I understand and acknowledge that this agency is a member of the HUD/Homeless Management Information System, hereafter known as “HUD/HMIS,” and I consent to and authorize the collection of data and information maintained by this agency to “HUD/HMIS” and affiliated agencies, provided such agency is a party to the “HUD/HMIS” agency agreement under which the agency has specifically agreed to share information.
These agencies include, but are not necessarily limited to participants in the “HUD/HMIS” grant, and the United Way Outcome Measures Pilot Project. The data, information and records gathered and prepared by the Agency and “HUD/HMIS” will be included in the database and may be utilized by “HUD/HMIS” and affiliated agencies to: a) provide individual case management; b) produce reports regarding utilization of services; c) track individual program outcomes; d) provide accountability for individuals and entities that provide funds for use in providing services in Brevard County; e) identify unfilled service needs for the provision of new services; f) allocate resources among agencies engaged in the provisions of services in Brevard County and g) be used for all other uses to be determined appropriate by “HUD/HMIS.” I understand and acknowledge that my data and information may be used in aggregate data along with information of other individuals served by the
Agency, will only be disclosed to agencies, individuals and entities other than “HUD/HMIS” only with my written authorization.
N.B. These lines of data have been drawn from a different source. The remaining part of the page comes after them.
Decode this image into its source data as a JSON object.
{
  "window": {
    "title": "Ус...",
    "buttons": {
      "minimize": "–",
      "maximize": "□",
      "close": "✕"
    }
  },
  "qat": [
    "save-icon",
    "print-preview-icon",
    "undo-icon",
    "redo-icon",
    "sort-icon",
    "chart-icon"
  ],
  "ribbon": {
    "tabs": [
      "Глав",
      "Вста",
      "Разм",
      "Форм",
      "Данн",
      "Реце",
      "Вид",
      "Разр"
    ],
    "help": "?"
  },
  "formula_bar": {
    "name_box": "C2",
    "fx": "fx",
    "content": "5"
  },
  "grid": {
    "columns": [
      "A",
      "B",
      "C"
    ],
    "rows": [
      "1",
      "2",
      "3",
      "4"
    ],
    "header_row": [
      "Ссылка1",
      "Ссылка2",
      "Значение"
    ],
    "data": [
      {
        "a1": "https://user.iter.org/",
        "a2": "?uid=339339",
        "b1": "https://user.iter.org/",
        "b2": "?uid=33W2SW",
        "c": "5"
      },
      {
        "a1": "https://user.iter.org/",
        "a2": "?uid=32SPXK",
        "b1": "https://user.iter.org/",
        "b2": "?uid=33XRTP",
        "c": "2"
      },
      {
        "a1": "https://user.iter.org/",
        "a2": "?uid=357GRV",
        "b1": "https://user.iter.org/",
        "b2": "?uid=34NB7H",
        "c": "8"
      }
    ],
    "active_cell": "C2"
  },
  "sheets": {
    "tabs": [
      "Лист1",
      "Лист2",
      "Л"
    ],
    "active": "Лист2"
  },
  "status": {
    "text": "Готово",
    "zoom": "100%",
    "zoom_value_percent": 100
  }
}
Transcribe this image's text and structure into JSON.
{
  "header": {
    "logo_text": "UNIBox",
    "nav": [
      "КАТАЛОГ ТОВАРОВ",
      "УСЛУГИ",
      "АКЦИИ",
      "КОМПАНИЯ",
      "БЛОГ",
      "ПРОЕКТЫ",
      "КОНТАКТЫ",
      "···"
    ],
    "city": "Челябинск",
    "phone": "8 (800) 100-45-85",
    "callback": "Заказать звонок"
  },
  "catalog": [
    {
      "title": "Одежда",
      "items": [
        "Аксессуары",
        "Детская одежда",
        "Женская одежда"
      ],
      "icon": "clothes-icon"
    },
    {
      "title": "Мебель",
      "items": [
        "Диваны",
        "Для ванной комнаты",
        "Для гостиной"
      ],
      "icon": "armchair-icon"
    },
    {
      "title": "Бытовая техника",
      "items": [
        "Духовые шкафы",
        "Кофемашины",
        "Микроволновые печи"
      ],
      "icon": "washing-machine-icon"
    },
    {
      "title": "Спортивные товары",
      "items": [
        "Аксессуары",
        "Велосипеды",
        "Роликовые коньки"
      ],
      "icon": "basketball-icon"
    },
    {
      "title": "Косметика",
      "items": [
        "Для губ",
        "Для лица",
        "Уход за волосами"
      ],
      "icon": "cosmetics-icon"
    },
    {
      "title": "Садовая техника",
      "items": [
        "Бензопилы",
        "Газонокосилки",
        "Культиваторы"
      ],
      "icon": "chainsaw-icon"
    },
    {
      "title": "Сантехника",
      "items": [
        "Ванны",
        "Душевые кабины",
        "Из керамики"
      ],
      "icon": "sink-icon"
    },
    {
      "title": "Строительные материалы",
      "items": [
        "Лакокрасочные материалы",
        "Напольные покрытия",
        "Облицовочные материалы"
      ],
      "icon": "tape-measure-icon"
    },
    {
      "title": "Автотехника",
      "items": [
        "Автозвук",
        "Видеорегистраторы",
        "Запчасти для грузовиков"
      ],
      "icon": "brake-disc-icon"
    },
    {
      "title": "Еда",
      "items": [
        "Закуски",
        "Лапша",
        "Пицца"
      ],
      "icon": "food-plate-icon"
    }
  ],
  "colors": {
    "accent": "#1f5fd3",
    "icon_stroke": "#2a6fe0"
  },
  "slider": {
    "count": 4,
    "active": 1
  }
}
I understand and acknowledge the data pertaining to the services provided to me may include
medical/health information- the privacy of which may be protected by Federal or Florida State laws and expressly consent to the release of such information in accordance with these protections.
I understand and acknowledge that I have the right to a) inspect, copy and request amendment of all records maintained by the Agency related to the provisions of services and to receive a paper copy of this form; and b) to file a grievance if I believe my privacy rights have been violated. This grievance must be submitted in writing to the agency’s complaints manager and will be responded to in accordance with the Agency’s Privacy Policies and Procedures.
I understand and acknowledge that I have the right to opt out of having my data, information and records disclosed to “HUD/HMIS” and affiliated agencies by providing notice to the Agency and that I am entitled to services regardless of my decision. I further understand and acknowledge that I may revoke this consent at any time by providing written notice to the Agency.